Guillermo Marro

Personal information
- Full name: Guillermo Osvaldo Marro
- Nicknames: Magcin, Guille, El Delfin
- Born: 1 July 1983 (age 42) Pergamino, Argentina
- Height: 1.69 m (5 ft 7 in)

Sport
- Country: Argentina
- Sport: Paralympic swimming
- Disability: Arthrogryposis
- Disability class: S7

Medal record
Paralympic swimming
Representing Argentina
Paralympic Games
| Silver medal – second place | 2004 Athens | 100m backstroke S7 |
| Bronze medal – third place | 2000 Sydney | Men's 100m backstroke S7 |
| Bronze medal – third place | 2008 Beijing | 100m backstroke S7 |
World Championships
| Silver medal – second place | 2006 Durban | Men's 100m backstroke S7 |
| Bronze medal – third place | 2002 Mar del Plata | Men's 100m backstroke S7 |
Parapan American Games
| Gold medal – first place | 2003 Mar del Plata | Men's 50m freestyle S7 |
| Gold medal – first place | 2003 Mar del Plata | Men's 100m backstroke S7 |
| Gold medal – first place | 2011 Guadalajara | Men's 100m backstroke S7 |
| Silver medal – second place | 2003 Mar del Plata | Men's 50m butterfly S7 |
| Bronze medal – third place | 2015 Toronto | Men's 100m backstroke S7 |

= Guillermo Marro =

Argentine Paralympic swimmer

Guillermo Osvaldo Marro (born 1 July 1983) is an Argentine Paralympic swimmer who competes in international elite events. He specialises in backstroke swimming. He is a triple Paralympic medalist, double World medalist and a triple Parapan American Games champion. He is highly regarded as Argentina's most successful Paralympic swimmer.

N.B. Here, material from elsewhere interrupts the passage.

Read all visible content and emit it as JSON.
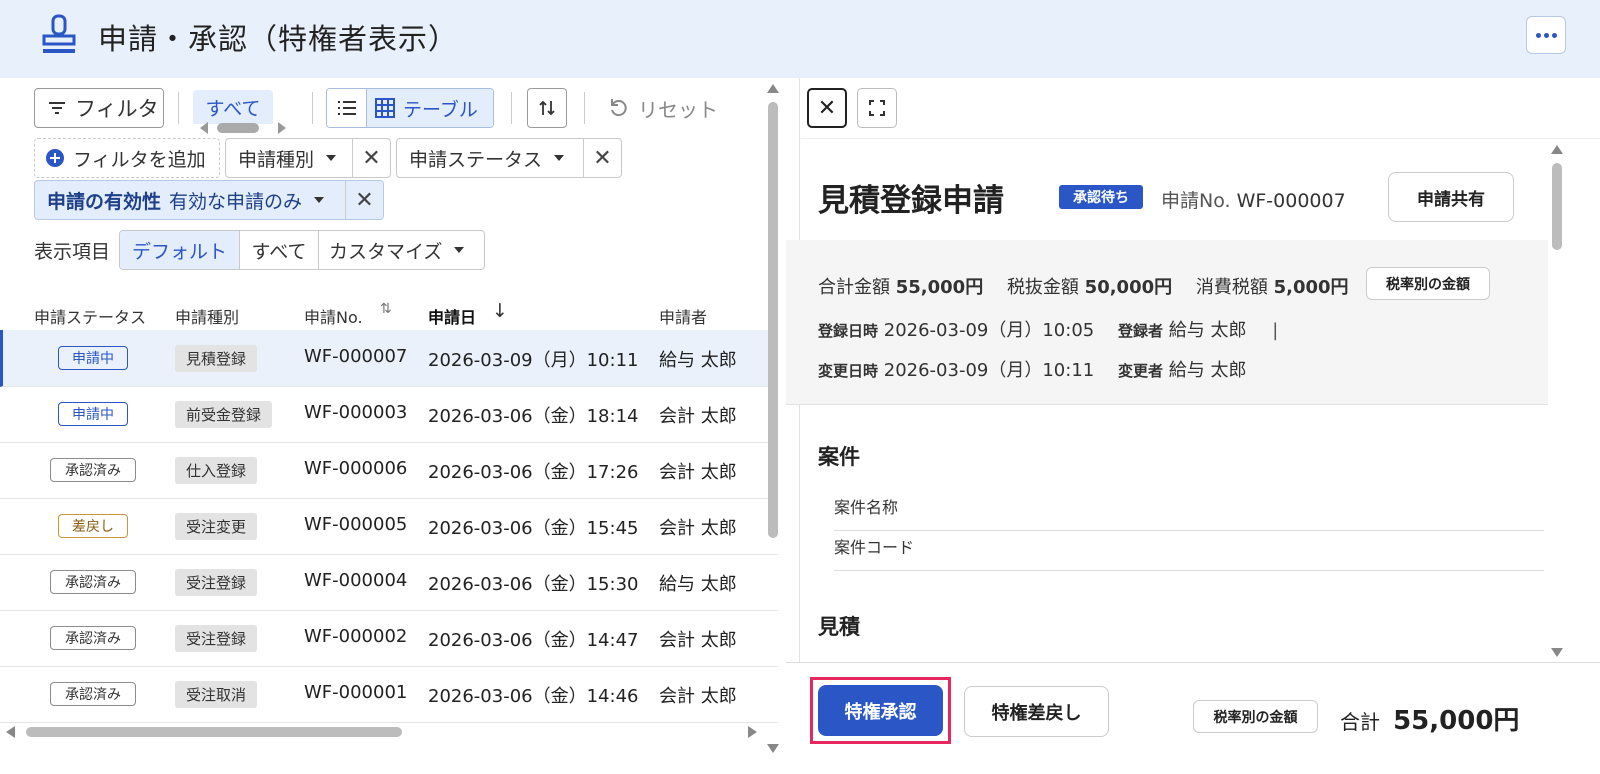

In 2014, Marro became the first Argentine Paralympic swimmer to cross the English Channel, he completed the swimming course in over fourteen hours. He swam as part of a team with Scott Patterson and Pedro Rangel who were double leg amputees, Moisés Fuentes who is a paraplegic and Enrique Guerrero who has a below the knee amputation.